On the block under the divestment conditions of peace with the WGA and scribe clients, Endeavor Content changed hands for nearly $1 billion late last year, with the parent company retaining a small but not insignificant stake. Not that the retreat matter much in this case – at least not to the plaintiffs.
“But that cannot be the end of this matter: it is now time for WME to acknowledge the facts that are plain for all to see and to belatedly return its ill-gotten gains to its clients-turned victims,” today’s filing notes.
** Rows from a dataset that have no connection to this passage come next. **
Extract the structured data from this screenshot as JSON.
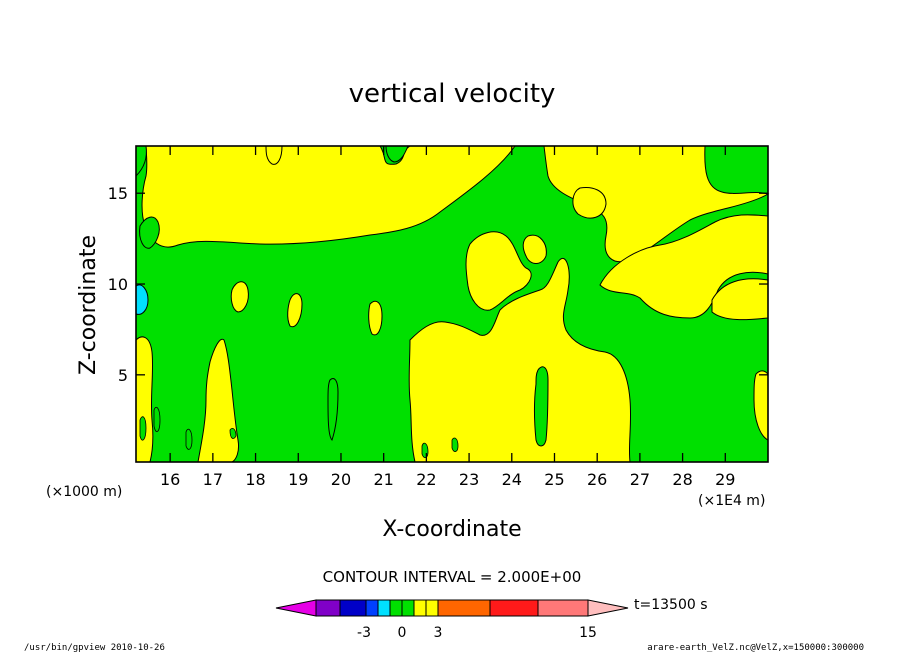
{
  "chart_data": {
    "type": "heatmap",
    "title": "vertical velocity",
    "xlabel": "X-coordinate",
    "ylabel": "Z-coordinate",
    "x_units_left": "(×1000 m)",
    "x_units_right": "(×1E4 m)",
    "xlim": [
      15.2,
      30.0
    ],
    "ylim": [
      0.2,
      17.6
    ],
    "x_ticks": [
      "16",
      "17",
      "18",
      "19",
      "20",
      "21",
      "22",
      "23",
      "24",
      "25",
      "26",
      "27",
      "28",
      "29"
    ],
    "y_ticks": [
      "5",
      "10",
      "15"
    ],
    "contour_interval_text": "CONTOUR INTERVAL = 2.000E+00",
    "time_label": "t=13500 s",
    "colorbar_labels": [
      "-3",
      "0",
      "3",
      "15"
    ],
    "colors": {
      "negative_deep": "#e600e6",
      "neg_4": "#8000c8",
      "neg_3": "#0000c8",
      "neg_2": "#0040ff",
      "neg_1": "#00e0ff",
      "near_zero_neg": "#00e000",
      "near_zero_pos": "#ffff00",
      "pos_orange": "#ff6600",
      "pos_red": "#ff1a1a",
      "pos_pink": "#ff7878",
      "pos_light": "#ffbebe"
    },
    "grid": false
  },
  "footer": {
    "left": "/usr/bin/gpview   2010-10-26",
    "right": "arare-earth_VelZ.nc@VelZ,x=150000:300000"
  }
}
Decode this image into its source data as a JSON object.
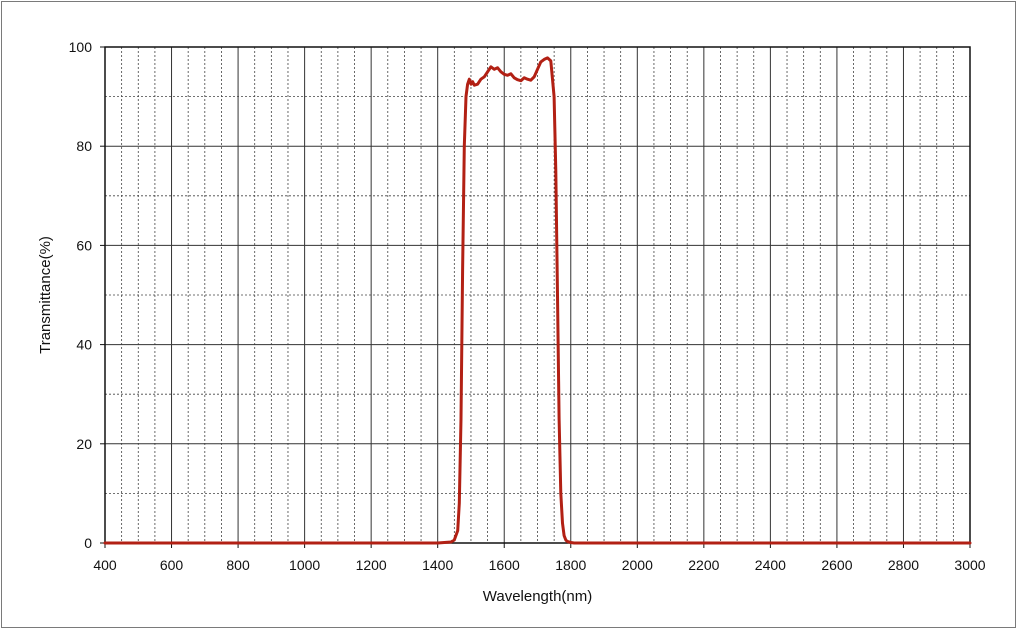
{
  "chart_data": {
    "type": "line",
    "xlabel": "Wavelength(nm)",
    "ylabel": "Transmittance(%)",
    "xlim": [
      400,
      3000
    ],
    "ylim": [
      0,
      100
    ],
    "x_ticks": [
      400,
      600,
      800,
      1000,
      1200,
      1400,
      1600,
      1800,
      2000,
      2200,
      2400,
      2600,
      2800,
      3000
    ],
    "y_ticks": [
      0,
      20,
      40,
      60,
      80,
      100
    ],
    "x_tick_labels": [
      "400",
      "600",
      "800",
      "1000",
      "1200",
      "1400",
      "1600",
      "1800",
      "2000",
      "2200",
      "2400",
      "2600",
      "2800",
      "3000"
    ],
    "y_tick_labels": [
      "0",
      "20",
      "40",
      "60",
      "80",
      "100"
    ],
    "grid": true,
    "minor_grid_x_step": 50,
    "minor_grid_y_step": 10,
    "legend": "none",
    "series": [
      {
        "color": "#b22014",
        "x": [
          400,
          1400,
          1440,
          1450,
          1460,
          1465,
          1470,
          1475,
          1480,
          1485,
          1490,
          1495,
          1500,
          1505,
          1510,
          1520,
          1530,
          1540,
          1550,
          1560,
          1570,
          1580,
          1590,
          1600,
          1610,
          1620,
          1630,
          1640,
          1650,
          1660,
          1670,
          1680,
          1690,
          1700,
          1710,
          1720,
          1730,
          1740,
          1750,
          1755,
          1760,
          1765,
          1770,
          1775,
          1780,
          1785,
          1790,
          1795,
          1800,
          1810,
          1820,
          1840,
          1860,
          3000
        ],
        "values": [
          0,
          0,
          0.2,
          0.6,
          2.5,
          8,
          25,
          55,
          80,
          90,
          92.5,
          93.5,
          92.5,
          93,
          92.3,
          92.5,
          93.5,
          94,
          95,
          96,
          95.5,
          95.8,
          95,
          94.5,
          94.3,
          94.6,
          93.8,
          93.4,
          93.2,
          93.8,
          93.5,
          93.3,
          94,
          95.5,
          97,
          97.5,
          97.8,
          97.2,
          90,
          75,
          50,
          25,
          10,
          4,
          1.5,
          0.6,
          0.3,
          0.2,
          0.1,
          0,
          0,
          0,
          0,
          0
        ]
      }
    ]
  }
}
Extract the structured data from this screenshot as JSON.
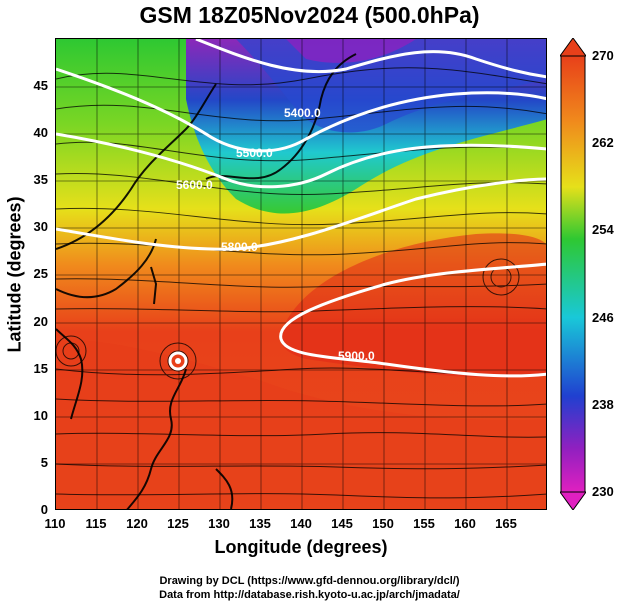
{
  "title": "GSM 18Z05Nov2024 (500.0hPa)",
  "map": {
    "xlabel": "Longitude (degrees)",
    "ylabel": "Latitude  (degrees)",
    "lon_range": [
      110,
      170
    ],
    "lat_range": [
      0,
      50
    ],
    "x_ticks": [
      "110",
      "115",
      "120",
      "125",
      "130",
      "135",
      "140",
      "145",
      "150",
      "155",
      "160",
      "165"
    ],
    "y_ticks": [
      "0",
      "5",
      "10",
      "15",
      "20",
      "25",
      "30",
      "35",
      "40",
      "45"
    ],
    "contours": [
      "5400.0",
      "5500.0",
      "5600.0",
      "5800.0",
      "5900.0"
    ],
    "field": "temperature",
    "colors": {
      "warm": "#e8401a",
      "orange": "#f08a1c",
      "yellow": "#e6e01a",
      "green": "#2ec832",
      "cyan": "#19c8d8",
      "blue": "#2040d0",
      "purple": "#9020c0"
    }
  },
  "colorbar": {
    "ticks": [
      "270",
      "262",
      "254",
      "246",
      "238",
      "230"
    ]
  },
  "credits": {
    "line1": "Drawing by DCL (https://www.gfd-dennou.org/library/dcl/)",
    "line2": "Data from http://database.rish.kyoto-u.ac.jp/arch/jmadata/"
  }
}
As for that Ari Emanuel appearance in the lawsuit, take a gander:
Disgusted by the knowledge of how much WME was profiting off his labor, without
having ever disclosed its profits to Hurwitz, despite numerous requests that WME do so, Hurwitz sought to renegotiate another deal with WME over the production of LLL in Concert. After ongoing negotiations, WME and Hurwitz could not come to an agreement.
Ultimately in February 2021, Hurwitz contacted Ariel “Ari” Emanuel, head of WME,
to voice his frustrations. Hurwitz informed Emanuel that he wanted to be able to conduct his own score, and remain a client at the agency, but that the conflict of interest was making it impossible to do both. In response to Hurwitz’s inquiry, Emmanuel began to make excuses, falsely claiming WME was not doing anything wrong. Emmanuel then claimed that Hurwitz would never get terms as favorable for LLL in Concert as Hurwitz was already receiving for other live-to-film productions.
A follow up call between Emmanuel and Hurwitz was then scheduled where Hurwitz
trusted and believed that his agency, WME, would do the right thing – both for their client and in accordance with their ethical and fiduciary duties. That was not the case. After it became clear that Hurwitz would no longer be willing to stay silent to enable a cover-up of WME’s misconduct, Emmanuel vengefully insisted that Hurwitz would no longer be able to work with “any of my companies” and cancelled his call with Hurwitz. Emmanuel’s actions coupled with the fact that Hurwitz’s agents were clearly not acting in their client’s best interests left Hurwitz with no other option but to seek the representation of another talent agency. Subsequently, even the paltry payments due to Hurwitz pursuant to the WME Residual Agreement have ceased, despite LLL in Concert continuing to be booked worldwide.
Hurwitz left WME for rival CAA soon after those conversations almost a year ago. WME inked its franchise deal with the WGA on February 5, 2021, basically killing off the pipeline of packaging revenue that all the major agencies had been feasting off for years.